Danke für's Lesen lassen und ganz, ganz liebe Grüße
Norbert

Antwort von RamonaXX am 21.11.2017 | 21:47:36 Uhr
Hallo Norbert,

ich danke dir recht herzlich für dein Review. Wobei ich zu meiner Schande gestehen muss, dass ich gar nicht mehr sagen kann, bei welchen Text wir uns "über den Weg gelaufen" sind... *schäm* Aber ich kann mich sehr wohl daran erinnern, dass mir dein Name sehr gut gefallen hat - "Powder" statt "Power" finde ich immer noch ein sehr schönes Wortspiel. Zumal ich mich immer wieder frage, wie ich mir "Blumenpulver" vorstellen soll? ;-)

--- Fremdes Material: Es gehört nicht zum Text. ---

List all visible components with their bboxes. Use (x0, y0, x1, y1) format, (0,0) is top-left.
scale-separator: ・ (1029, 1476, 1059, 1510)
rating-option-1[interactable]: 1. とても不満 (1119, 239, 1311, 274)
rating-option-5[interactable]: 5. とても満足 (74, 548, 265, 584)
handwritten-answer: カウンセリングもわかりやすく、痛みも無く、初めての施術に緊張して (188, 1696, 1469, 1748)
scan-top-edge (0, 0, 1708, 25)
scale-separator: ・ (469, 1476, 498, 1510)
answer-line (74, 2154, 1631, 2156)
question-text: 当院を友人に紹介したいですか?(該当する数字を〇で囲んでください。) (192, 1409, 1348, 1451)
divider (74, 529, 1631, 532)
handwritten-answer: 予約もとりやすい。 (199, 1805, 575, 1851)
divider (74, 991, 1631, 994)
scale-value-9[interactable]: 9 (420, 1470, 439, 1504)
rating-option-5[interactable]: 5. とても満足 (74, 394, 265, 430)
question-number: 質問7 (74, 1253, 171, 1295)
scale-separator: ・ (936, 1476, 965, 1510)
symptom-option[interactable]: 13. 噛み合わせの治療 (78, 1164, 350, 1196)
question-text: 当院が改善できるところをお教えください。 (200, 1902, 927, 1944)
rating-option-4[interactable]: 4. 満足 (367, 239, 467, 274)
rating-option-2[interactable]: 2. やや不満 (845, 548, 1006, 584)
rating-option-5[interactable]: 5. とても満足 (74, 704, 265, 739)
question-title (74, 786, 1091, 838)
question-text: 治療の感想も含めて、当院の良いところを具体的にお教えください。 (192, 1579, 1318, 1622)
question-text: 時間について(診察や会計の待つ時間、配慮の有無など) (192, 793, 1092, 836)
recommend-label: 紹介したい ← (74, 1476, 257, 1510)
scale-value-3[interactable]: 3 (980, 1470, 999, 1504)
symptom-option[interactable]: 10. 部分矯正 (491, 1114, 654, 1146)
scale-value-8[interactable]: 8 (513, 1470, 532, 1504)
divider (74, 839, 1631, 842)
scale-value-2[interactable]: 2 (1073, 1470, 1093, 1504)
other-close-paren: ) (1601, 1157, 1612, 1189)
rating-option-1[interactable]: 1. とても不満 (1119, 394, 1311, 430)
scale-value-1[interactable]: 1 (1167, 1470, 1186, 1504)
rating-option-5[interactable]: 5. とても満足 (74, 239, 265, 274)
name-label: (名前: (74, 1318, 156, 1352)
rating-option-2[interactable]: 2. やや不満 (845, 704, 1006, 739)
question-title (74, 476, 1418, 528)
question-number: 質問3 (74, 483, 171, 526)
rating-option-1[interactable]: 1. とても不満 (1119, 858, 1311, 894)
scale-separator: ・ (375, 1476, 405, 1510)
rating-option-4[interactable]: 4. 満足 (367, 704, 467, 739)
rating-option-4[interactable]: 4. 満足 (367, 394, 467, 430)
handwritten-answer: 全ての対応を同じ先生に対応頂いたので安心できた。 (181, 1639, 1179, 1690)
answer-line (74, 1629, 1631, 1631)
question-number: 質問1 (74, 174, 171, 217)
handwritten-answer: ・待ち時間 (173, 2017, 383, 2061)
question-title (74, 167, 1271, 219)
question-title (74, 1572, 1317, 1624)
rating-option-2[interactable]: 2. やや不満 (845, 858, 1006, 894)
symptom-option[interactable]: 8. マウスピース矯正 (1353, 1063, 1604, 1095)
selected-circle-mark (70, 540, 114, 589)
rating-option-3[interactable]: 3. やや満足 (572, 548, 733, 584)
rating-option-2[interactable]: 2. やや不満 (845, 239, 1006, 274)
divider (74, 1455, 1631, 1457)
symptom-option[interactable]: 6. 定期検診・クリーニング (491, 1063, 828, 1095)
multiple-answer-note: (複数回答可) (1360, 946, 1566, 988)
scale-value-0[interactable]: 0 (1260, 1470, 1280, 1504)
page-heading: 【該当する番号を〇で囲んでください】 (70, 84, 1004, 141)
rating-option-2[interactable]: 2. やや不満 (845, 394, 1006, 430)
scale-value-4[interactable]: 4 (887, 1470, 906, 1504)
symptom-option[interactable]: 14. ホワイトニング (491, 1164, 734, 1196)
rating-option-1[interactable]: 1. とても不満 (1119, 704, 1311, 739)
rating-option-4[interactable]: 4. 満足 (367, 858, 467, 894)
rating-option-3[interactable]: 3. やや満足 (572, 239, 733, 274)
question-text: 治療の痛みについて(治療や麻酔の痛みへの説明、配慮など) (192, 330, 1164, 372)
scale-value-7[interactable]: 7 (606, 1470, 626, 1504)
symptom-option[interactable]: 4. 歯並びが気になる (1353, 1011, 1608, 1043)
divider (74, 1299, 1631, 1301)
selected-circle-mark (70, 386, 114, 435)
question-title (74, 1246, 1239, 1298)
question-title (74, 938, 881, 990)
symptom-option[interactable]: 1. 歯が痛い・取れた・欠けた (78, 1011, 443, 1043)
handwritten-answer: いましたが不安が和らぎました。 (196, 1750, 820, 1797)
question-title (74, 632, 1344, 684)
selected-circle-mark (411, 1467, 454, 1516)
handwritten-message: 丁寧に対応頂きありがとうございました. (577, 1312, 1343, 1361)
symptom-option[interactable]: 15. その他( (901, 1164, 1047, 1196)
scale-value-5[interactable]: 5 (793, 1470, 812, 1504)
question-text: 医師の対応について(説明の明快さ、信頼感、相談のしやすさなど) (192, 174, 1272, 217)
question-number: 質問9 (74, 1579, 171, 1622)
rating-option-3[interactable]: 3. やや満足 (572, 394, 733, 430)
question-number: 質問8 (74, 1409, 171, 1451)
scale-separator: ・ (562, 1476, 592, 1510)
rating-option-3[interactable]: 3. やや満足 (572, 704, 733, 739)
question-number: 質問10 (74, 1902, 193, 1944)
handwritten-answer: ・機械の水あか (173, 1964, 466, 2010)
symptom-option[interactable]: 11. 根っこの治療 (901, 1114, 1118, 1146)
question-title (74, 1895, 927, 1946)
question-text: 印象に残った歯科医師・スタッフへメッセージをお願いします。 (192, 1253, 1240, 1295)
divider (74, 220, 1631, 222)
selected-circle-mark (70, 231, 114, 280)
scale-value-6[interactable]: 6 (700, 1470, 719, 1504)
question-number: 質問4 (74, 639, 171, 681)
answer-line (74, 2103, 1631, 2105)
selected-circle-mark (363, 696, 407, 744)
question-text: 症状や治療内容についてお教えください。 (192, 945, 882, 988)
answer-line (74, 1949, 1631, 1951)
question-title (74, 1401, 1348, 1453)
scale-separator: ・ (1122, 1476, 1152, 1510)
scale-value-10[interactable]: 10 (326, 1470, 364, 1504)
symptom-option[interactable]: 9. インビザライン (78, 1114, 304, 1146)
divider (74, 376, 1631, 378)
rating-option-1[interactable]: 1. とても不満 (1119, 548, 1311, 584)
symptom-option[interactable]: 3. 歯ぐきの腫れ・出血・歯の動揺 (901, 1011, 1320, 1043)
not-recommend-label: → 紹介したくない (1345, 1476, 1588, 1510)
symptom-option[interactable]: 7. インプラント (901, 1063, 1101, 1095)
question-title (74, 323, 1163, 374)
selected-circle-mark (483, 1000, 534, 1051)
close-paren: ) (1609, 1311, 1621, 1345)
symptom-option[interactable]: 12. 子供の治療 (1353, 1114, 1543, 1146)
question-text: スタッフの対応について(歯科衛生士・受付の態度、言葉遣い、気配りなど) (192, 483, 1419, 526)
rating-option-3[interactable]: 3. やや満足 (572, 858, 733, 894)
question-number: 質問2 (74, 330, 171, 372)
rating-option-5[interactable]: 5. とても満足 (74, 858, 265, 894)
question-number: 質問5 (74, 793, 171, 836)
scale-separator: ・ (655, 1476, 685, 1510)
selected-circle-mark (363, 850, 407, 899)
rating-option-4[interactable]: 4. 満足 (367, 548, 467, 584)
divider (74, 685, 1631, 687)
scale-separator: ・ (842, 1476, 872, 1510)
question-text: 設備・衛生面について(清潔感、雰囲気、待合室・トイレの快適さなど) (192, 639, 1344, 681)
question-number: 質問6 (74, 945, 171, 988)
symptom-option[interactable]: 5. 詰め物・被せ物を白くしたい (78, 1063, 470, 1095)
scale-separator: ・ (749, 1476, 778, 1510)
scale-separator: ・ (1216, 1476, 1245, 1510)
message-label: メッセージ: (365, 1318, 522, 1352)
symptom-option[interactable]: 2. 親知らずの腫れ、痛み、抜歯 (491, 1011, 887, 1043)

Wie dem auch sei, die lobenden Worte zu meinem Kriegsgedicht - die Sparte ist ja ein Spezialgebiet von mir - haben mich sehr geehrt. Wenngleich ich vielleicht eine Sache verdeutlichen sollte: Ich selbst war nie in einem Kriegsgebiet und habe auch keinen Sanitätsdienst geleistet! Das Gedicht ist rein aus meiner Fantasie entstanden - wenn man es so umschreiben möchte. Natürlich habe ich mich lange mit der Thematik beschäftigt und nachher das "Ich" gewählt, weil da schon eine "Stimme" war, die aus mir raus wollte... seine Geschichte erzählen und so... Aber mit selbst gemachten Erfahrungen hat das nichts zu tun.

Insofern ist auch der Satz >>der dankbare Blick in den Augen eines Sterbenden ist die Sache wert.<< mehr eine Hypothese, denn Wissen. Es ging mir gar nicht so darum, dem Gedicht eine positive Wendung zu geben, viel mehr wollte ich damit deutlich machen, dass die Arbeit dieser Menschen sehr wichtig ist und dass sie unsere Unterstützung verdienen...

Vor ein paar Monaten bin ich durch Berlin gefahren, da stand auf einem Plakat: "Hinschauen ist wie wegsehen - nur viel krasser!" Ich denke insbesondere auf Krieg/Soldaten/Militär/Gewalt trifft das zu. Es ist dass, was ich mit diesem Gedicht zeigen wollte.

Nochmals danke für deine vielen würdigenden Worte!